Bargaining Chip

Israeli Spy Would Accept Release In Mideast Deal

Jonathan Pollard, Israel's most notorious spy, would take the deal for his freedom, even if it means Israel would have to release more Palestinian prisoners in exchange.

Ammar Awad/Reuters

Despite the opposition from the Anti-Defamation League and some Israeli politicians, convicted spy Jonathan Pollard would accept the commutation of his sentence as part of a larger deal to preserve the flailing peace process between Israel and the Palestinian Authority.

Aaron Troodler, a spokesman for the campaign to free Pollard, told The Daily Beast Tuesday, "Jonathan Pollard would not reject the commutation of his sentence. The deal that is currently being discussed is by no means a quid pro quo, rather it’s a gesture being made by the United States to Israel. The fact is this is not a tit for tat. It’s part of a larger agreement."
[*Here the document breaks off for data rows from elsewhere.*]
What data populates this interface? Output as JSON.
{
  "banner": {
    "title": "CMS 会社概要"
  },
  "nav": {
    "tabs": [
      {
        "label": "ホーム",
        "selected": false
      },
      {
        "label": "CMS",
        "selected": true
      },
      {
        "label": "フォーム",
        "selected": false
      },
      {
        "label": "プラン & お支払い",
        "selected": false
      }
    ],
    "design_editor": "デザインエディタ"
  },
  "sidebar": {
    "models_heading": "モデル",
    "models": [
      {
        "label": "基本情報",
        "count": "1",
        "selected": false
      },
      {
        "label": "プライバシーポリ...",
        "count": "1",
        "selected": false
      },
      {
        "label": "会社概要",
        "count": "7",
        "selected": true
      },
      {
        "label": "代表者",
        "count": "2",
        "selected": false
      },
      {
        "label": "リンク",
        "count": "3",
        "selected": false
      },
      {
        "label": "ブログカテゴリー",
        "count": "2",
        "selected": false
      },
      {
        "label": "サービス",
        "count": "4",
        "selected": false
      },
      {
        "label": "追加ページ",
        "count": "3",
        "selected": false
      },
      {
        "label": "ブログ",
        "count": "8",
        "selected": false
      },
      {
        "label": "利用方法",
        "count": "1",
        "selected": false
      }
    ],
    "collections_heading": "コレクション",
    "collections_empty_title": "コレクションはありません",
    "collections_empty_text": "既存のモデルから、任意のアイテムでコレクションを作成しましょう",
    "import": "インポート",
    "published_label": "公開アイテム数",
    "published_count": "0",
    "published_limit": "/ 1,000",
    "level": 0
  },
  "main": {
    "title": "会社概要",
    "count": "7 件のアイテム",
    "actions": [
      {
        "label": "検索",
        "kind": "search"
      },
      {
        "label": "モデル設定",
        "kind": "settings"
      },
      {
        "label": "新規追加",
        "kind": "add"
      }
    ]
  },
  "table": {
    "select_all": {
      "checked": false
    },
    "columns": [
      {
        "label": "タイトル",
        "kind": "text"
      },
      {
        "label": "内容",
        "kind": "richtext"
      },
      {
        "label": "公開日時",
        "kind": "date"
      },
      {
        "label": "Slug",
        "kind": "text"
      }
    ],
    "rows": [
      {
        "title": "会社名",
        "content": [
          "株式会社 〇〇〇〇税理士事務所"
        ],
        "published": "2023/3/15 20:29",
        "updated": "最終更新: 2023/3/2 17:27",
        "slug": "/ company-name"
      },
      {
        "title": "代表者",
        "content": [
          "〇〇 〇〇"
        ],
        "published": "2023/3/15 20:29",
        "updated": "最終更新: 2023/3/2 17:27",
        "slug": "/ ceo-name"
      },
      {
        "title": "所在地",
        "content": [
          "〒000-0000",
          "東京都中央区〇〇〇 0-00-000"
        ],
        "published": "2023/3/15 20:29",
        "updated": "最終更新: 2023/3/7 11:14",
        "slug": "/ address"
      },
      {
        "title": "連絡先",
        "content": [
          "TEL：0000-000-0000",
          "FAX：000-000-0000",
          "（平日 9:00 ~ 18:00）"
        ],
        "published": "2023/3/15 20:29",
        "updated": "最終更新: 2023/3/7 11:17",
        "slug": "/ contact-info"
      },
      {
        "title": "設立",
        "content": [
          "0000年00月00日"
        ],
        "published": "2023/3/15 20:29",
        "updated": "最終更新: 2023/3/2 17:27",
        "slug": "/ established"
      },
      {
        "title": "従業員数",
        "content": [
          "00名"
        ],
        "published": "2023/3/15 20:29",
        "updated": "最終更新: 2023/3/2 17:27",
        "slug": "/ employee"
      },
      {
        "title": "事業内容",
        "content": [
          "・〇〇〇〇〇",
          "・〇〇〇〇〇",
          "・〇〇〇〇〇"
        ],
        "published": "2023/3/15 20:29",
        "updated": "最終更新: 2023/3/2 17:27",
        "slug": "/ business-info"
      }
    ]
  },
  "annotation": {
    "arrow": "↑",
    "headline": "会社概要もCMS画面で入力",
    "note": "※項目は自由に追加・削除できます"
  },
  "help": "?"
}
But that is not how other prominent Jewish groups that have supported freeing Pollard, a former civilian intelligence analyst who was sentenced to life in prison for spying on the United States on behalf of Israel, see it. In a statement released Tuesday, the Anti-Defamation League said, "While the time has come for clemency, Pollard’s release should not be intertwined with any potential resolution of the Arab-Israeli conflict." Danny Danon, Israel's Deputy Defense Minister, said this week that he would resign from the government if Israel agreed to free more Palestinian prisoners, even if Obama freed Pollard.

The Daily Beast confirmed reports yesterday that the Obama administration was considering a deal to release Pollard in exchange for more concessions from Israel aimed at keeping the flailing peace process that began last year from collapse. The Israeli press reported Tuesday that Pollard waived a parole hearing this week. He would be eligible for parole next year.
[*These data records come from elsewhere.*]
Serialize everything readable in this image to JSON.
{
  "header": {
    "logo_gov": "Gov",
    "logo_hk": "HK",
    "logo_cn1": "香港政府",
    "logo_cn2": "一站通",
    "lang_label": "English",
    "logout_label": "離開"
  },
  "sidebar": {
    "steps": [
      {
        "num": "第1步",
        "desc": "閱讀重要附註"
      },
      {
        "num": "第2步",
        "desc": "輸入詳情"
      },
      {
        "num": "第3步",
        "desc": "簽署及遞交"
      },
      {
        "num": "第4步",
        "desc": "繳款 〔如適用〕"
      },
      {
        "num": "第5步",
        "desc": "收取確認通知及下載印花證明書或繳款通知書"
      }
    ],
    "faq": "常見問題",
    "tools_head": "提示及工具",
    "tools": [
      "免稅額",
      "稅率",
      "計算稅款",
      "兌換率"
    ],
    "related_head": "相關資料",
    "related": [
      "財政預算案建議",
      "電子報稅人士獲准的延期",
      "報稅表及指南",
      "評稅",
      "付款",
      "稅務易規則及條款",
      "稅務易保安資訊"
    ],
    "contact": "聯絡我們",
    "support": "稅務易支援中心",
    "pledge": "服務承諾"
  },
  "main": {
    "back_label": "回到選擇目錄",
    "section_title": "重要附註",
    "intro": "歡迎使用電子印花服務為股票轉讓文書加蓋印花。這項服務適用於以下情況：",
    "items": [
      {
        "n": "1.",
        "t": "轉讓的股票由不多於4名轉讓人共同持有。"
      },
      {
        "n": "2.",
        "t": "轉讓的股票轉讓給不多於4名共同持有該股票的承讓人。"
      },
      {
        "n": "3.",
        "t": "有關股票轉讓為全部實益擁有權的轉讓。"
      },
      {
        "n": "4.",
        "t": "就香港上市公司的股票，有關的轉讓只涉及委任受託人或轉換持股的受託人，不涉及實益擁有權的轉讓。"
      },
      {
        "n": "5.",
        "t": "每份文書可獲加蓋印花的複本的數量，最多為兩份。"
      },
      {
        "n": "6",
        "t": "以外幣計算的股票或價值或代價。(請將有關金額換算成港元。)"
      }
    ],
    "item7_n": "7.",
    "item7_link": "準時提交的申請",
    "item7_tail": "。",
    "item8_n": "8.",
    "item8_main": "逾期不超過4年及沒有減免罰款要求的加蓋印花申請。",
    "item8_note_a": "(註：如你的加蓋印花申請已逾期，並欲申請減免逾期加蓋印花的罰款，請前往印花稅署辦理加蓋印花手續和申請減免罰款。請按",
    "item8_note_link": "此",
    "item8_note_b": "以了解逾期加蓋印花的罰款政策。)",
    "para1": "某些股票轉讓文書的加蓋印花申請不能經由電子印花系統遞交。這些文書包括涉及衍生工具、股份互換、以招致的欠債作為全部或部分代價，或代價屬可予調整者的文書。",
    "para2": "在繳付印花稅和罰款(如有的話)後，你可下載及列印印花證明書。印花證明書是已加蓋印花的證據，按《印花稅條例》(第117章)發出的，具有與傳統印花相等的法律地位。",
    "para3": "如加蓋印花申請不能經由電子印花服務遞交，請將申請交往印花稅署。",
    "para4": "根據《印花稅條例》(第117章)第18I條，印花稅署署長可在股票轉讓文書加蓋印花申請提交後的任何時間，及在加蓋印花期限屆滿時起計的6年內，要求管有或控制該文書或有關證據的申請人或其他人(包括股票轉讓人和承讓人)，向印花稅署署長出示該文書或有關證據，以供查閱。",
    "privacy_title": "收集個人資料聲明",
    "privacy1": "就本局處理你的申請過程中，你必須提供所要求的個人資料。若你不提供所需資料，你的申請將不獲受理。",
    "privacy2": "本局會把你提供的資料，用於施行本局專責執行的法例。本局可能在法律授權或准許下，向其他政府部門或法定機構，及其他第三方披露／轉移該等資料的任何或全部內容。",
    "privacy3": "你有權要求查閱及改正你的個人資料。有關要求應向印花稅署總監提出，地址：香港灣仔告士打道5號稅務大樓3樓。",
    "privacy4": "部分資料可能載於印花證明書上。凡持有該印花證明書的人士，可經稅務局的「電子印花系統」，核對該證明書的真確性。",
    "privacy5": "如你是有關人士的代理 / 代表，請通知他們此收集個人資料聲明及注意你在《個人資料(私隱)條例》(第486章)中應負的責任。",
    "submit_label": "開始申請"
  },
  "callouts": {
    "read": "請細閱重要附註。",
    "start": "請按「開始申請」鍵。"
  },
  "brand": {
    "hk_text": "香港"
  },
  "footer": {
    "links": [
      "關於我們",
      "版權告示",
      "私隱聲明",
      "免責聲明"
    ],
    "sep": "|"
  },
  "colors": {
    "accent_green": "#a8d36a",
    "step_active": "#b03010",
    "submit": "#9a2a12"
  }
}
While the Israeli Prime Minister, Benjamin Netanyahu has publicly pressed President Obama for years to release the convicted spy, it is nonetheless highly controversial to tie his release to the peace process. Netanyahu has come under considerable criticism from right wing parties in his coalition government for agreeing to release Palestinian prisoners, many of whom were incarcerated for violent crimes against Jews. One of those prisoners released was found guilty of killing an American citizen.
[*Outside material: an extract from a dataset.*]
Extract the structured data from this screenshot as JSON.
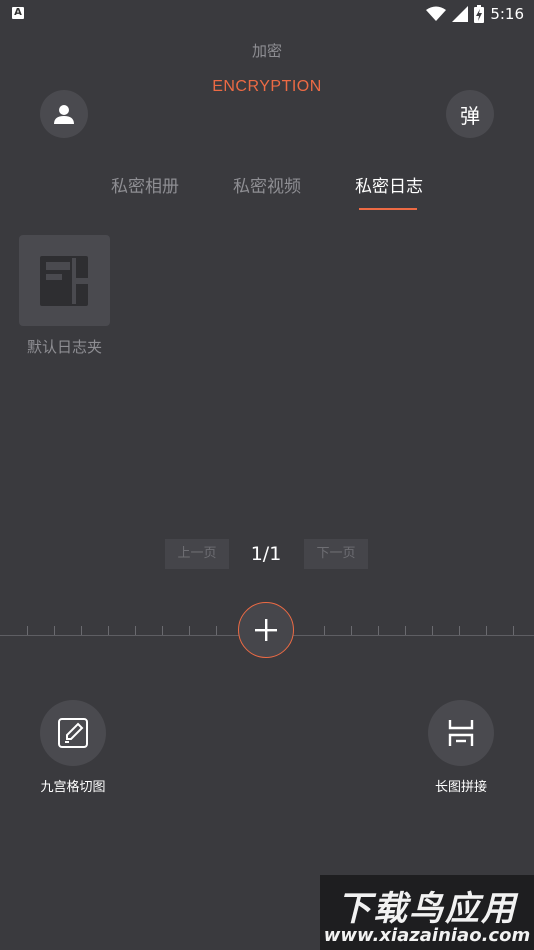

Meanwhile, Secretary of State John Kerry on Tuesday canceled a scheduled visit to the West Bank to meet with Palestinian Authority president, Mahmoud Abbas after Abbas announced plans to move forward with his plan to join U.N. bodies as an independent state. Both the United States and Israel have said this move would undermine the negotiations for a two state solution to the Arab-Israeli crisis.

The release of Pollard could be one way to preserve those negotiations. Malcolm Hoenlein, the executive vice chairman of the Conference of Presidents of Major American Jewish Organizations, told the Daily Beast the decision about Pollard is up to the Israelis and the Americans.

"We would like to see Pollard free in time for Passover [which starts on the evening of April 14]," he said. "But the decision about whether this relates to the negotiations is up to the United States and Israel."